Greenlane Eye Clinic recently held its second Eyes on Collaboration seminar focusing on paediatric eye care and enhancing collaboration between community optometrists and the hospital eyecare team.
The evening started with a remote presentation by Dr Samantha Simkin about the additional support services paediatric patients can benefit from, including the guidelines for Enable New Zealand funding. She emphasised this is a limited resource that relies on practitioners ensuring that claims meet the guidelines. Dr Simkin included details about the standard and high-level subsidies and the process to claim under genuine and exceptional circumstances. She also highlighted the support services provided by Blind Low Vision Education Network New Zealand (BLENNZ), Blind Low Vision New Zealand, Parents of Vision Impaired New Zealand and Kāpō Māori Aotearoa.

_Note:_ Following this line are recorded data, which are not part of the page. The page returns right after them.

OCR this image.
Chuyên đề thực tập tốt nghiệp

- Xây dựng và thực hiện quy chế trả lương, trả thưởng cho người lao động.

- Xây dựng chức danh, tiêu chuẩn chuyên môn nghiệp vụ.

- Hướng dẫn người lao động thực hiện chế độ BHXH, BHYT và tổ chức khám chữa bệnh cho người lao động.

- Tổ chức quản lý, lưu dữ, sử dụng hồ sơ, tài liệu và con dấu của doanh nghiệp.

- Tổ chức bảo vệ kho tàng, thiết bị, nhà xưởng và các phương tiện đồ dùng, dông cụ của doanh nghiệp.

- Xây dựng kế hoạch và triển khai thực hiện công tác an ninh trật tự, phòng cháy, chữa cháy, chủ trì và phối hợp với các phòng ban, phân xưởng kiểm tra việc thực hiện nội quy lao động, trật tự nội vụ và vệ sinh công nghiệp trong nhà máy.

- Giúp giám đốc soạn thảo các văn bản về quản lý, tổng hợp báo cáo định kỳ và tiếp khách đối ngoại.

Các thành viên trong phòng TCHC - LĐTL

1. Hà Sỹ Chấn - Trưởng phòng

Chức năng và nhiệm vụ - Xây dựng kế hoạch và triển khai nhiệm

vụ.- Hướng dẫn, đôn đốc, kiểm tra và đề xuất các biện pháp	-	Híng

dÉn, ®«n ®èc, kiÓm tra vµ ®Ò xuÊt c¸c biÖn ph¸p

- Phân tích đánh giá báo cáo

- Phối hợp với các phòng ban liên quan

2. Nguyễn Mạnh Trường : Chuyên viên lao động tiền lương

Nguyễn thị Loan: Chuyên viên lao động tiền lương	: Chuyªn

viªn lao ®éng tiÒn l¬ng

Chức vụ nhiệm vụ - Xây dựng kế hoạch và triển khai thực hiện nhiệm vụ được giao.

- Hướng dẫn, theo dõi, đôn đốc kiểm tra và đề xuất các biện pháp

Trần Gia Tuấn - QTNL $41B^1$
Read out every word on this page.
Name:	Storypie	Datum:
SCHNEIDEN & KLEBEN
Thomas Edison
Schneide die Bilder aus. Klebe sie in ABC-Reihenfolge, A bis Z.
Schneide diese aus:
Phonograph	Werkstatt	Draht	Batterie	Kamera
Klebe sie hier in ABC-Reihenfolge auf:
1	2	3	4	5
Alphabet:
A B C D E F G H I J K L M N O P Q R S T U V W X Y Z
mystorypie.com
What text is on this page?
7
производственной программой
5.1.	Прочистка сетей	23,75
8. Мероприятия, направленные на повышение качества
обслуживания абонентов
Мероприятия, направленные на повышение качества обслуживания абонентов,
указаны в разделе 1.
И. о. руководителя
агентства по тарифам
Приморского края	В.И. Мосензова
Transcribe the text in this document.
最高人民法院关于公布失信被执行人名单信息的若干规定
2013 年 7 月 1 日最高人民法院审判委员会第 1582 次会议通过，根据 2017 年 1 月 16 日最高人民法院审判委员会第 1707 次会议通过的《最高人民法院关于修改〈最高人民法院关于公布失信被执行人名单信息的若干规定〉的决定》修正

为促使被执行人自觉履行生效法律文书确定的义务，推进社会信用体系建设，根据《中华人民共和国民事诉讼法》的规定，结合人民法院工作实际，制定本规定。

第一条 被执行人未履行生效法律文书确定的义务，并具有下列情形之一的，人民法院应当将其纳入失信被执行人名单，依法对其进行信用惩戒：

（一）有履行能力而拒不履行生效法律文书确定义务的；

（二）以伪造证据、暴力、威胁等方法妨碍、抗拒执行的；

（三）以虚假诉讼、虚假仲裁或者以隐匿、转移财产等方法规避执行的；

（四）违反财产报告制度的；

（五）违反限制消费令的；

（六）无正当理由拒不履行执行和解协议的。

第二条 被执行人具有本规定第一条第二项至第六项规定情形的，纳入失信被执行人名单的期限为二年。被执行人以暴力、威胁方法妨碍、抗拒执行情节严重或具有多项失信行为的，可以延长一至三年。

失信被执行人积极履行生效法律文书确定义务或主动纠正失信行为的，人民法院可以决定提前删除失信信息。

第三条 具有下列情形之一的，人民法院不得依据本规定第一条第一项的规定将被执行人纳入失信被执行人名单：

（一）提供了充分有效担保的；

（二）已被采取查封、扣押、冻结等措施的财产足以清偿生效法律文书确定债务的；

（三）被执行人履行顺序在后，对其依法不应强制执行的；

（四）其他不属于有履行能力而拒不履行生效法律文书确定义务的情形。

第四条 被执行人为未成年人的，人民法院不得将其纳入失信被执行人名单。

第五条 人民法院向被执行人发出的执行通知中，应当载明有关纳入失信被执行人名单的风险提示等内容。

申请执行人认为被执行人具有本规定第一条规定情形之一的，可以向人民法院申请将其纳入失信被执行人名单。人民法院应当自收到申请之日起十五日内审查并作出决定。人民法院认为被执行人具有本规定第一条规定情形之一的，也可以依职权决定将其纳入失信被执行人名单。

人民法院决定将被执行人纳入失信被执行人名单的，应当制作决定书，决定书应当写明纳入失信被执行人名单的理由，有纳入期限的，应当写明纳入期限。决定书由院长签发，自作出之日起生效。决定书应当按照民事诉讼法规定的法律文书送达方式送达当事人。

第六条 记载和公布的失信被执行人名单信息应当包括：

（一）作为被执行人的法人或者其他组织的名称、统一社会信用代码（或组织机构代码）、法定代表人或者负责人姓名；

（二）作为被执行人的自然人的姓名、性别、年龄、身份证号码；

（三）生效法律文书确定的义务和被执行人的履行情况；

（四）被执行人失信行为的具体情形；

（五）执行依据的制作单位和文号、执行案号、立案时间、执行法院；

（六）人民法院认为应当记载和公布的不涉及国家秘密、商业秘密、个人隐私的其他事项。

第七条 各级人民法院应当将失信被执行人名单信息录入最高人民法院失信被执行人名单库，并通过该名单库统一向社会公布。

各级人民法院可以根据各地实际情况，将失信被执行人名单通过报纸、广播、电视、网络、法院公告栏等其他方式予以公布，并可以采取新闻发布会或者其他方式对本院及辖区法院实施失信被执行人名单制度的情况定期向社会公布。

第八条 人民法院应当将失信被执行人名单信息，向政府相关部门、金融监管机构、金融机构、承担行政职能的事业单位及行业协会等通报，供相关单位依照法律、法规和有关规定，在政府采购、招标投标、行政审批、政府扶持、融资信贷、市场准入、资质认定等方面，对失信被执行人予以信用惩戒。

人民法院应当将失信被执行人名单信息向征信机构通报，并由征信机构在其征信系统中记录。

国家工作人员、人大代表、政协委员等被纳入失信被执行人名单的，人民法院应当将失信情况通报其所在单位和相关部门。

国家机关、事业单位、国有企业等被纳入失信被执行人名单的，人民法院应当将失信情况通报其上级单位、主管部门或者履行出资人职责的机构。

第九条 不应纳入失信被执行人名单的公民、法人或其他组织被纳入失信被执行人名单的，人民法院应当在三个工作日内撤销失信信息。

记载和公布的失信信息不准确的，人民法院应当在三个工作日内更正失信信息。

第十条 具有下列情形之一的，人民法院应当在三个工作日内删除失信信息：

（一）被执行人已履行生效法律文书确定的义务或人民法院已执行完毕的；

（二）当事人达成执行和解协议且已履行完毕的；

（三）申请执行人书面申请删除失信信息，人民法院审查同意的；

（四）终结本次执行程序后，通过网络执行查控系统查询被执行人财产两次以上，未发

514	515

A discussion of retinopathy of prematurity (ROP) screening by Dr Annika Quinn, a University of Auckland paediatric ophthalmology fellow, highlighted the risk factors for developing ROP (low birthweight, young gestational age, high unregulated oxygen at birth or fluctuations in oxygen and poor postnatal growth) and detailed how retinopathy is graded and the current treatment paradigms. Dr Quinn described the follow-up of screened children and outlined a range of recent research studies evaluating the use of anti-VEGF agents in the treatment of ROP.